Asia, Nepal, Thamserku and Lhotse Attempts and Imjatse

Publication Year: 1986.

Thamserku and Lhotse Attempts and Imjatse. Our expedition consisted of Michel Fauquet, Nathalie LeCable, Marie-Odile Martine, Frédéric Potie and me. We climbed from the beginning of September to November. Our first objective was the north face of Thamserku. From September 29 to October 1, Martine, Potie, Fauquet and I attempted the north face from the east col but got only to 5500 meters. On October 3, Fauquet and I made a second attempt, the north face direct. We were stopped 60 meters from the summit by a sérac. We had climbed 1500 meters of ice not unlike the north face of the Droites with pitches up to 85°. We were 16 hours on the face. We then turned to the west face of Imjatse (Island Peak). On October 9, Potie and I got to 5900 meters. On the 14th, Fauquet and I reached the summit (6183 meters, 20,285 feet) by the west face direct in eight hours. The slope averaged 45° with three 70° pitches. Martine, Fauquet and I got to 6100 meters on the same slope on October 18. Fauquet and I then turned, alpine-style, to the direct south face of Lhotse from October 23 to 26. On the first day we climbed 800 meters of ice and snow, mostly 55° with 80° pitches.
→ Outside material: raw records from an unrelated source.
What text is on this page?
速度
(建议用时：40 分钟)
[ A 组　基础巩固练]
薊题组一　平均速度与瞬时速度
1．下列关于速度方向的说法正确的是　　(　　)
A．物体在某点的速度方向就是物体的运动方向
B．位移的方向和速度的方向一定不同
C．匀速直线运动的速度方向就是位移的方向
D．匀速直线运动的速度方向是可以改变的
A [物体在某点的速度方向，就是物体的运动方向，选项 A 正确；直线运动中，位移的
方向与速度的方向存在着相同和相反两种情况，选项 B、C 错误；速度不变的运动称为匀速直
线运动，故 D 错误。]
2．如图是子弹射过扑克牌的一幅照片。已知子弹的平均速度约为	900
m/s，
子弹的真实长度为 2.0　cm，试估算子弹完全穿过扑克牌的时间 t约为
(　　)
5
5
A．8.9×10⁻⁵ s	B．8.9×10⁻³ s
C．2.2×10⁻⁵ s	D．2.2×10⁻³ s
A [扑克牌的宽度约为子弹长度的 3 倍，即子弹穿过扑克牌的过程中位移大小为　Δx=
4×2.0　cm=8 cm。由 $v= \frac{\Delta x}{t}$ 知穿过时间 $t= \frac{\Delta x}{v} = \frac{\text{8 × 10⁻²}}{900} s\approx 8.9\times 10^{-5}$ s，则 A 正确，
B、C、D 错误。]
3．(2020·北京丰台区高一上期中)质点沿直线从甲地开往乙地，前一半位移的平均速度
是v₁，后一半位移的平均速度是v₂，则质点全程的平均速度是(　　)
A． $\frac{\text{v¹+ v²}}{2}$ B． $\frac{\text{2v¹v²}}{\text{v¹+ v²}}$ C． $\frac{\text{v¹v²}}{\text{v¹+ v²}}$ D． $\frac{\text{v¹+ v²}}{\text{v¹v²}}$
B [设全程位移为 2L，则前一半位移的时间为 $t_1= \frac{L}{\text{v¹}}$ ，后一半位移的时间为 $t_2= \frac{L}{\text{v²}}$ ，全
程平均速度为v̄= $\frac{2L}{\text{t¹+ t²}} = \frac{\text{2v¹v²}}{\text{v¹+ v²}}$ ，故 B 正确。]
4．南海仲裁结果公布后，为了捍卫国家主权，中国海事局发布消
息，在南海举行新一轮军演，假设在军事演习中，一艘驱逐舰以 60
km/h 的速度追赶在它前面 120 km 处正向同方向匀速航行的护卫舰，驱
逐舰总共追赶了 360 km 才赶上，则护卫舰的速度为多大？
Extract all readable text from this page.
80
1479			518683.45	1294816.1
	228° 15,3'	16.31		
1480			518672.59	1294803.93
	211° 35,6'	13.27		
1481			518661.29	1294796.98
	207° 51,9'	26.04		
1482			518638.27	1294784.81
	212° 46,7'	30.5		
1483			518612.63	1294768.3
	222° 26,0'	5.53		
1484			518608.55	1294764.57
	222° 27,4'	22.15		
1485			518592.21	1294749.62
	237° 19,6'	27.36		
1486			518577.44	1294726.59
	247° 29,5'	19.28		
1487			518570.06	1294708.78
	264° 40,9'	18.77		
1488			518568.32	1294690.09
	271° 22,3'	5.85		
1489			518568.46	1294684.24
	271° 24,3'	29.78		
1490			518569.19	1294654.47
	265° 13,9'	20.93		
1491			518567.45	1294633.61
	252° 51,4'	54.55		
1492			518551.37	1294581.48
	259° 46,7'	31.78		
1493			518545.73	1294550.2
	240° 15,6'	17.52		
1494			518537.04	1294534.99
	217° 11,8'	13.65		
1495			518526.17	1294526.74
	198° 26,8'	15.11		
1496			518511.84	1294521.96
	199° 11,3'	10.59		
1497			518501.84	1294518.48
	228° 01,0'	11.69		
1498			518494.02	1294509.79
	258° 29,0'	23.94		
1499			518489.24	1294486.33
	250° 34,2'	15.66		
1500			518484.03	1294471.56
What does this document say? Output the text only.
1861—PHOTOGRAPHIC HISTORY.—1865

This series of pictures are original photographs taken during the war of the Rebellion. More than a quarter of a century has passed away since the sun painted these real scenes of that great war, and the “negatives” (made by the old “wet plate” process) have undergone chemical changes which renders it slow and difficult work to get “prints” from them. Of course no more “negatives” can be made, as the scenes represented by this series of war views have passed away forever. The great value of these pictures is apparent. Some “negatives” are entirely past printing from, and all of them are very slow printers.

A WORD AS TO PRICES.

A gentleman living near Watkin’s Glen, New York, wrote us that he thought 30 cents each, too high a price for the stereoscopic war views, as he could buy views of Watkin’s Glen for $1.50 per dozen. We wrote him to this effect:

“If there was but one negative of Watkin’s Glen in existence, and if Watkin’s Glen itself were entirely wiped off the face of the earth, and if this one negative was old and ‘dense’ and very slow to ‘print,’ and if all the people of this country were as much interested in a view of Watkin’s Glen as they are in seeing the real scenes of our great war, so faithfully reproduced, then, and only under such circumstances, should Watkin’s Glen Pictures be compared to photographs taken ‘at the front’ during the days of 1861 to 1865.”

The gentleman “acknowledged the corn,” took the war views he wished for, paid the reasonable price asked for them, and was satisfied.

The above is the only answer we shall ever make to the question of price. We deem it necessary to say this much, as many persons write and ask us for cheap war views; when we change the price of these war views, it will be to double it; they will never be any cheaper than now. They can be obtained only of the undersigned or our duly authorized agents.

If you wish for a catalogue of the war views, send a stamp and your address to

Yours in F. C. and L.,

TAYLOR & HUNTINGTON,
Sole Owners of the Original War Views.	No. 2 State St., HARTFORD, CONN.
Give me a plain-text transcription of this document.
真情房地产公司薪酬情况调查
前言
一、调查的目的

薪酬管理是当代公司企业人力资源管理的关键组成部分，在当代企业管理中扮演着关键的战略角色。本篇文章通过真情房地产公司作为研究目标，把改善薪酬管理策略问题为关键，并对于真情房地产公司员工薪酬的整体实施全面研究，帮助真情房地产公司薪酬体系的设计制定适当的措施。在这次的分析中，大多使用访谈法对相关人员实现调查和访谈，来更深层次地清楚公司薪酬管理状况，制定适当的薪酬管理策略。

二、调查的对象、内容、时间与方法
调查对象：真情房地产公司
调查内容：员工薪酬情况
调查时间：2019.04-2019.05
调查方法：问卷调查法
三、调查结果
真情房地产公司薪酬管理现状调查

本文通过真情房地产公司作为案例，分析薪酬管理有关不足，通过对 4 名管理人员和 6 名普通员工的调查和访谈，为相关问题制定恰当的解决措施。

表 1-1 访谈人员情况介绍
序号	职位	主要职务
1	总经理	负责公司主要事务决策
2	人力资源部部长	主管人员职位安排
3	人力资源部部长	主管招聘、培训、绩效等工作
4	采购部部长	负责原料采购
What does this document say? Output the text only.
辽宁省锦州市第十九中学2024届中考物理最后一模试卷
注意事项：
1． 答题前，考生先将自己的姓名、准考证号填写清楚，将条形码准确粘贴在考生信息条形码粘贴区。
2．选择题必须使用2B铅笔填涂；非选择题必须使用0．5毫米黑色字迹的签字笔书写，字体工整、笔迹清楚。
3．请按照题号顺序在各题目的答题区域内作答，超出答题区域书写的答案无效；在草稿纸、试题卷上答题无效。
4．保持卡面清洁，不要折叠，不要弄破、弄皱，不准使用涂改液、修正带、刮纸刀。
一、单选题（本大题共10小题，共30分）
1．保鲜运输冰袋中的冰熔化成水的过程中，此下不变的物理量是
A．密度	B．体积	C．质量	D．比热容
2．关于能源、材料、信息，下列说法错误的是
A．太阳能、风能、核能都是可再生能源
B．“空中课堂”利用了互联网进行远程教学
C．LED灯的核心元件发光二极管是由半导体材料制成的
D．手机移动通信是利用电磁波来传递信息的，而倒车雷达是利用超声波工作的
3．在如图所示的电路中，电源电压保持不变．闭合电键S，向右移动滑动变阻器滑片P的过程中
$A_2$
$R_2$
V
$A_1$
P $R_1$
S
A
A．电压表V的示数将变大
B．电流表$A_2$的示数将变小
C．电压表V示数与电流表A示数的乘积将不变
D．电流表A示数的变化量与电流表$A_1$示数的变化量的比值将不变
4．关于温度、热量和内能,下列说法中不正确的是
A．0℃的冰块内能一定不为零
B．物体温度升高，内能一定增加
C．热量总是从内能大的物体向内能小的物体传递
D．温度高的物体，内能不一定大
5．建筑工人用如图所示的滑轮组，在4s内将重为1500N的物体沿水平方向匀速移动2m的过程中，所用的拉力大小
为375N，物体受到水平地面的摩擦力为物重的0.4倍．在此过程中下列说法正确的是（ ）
On the second day we did 1200 meters of similar slopes with some rockfall. On the third day we got to 7200 meters up 50° snow and a rock pitch. Fauquet decided to quit after seeing one of the Poles, who were climbing across the huge couloir to the right of us, fall to his death. We descended on the fourth day. From October 30 to November 2, I joined the Poles Kukuczka, Majer and Falco-Sasal. We climbed the Czech route on Lhotse Shar to Camp V and then traversed left towards Lhotse, establishing Camp VI. We stopped at 8000 meters because of health problems.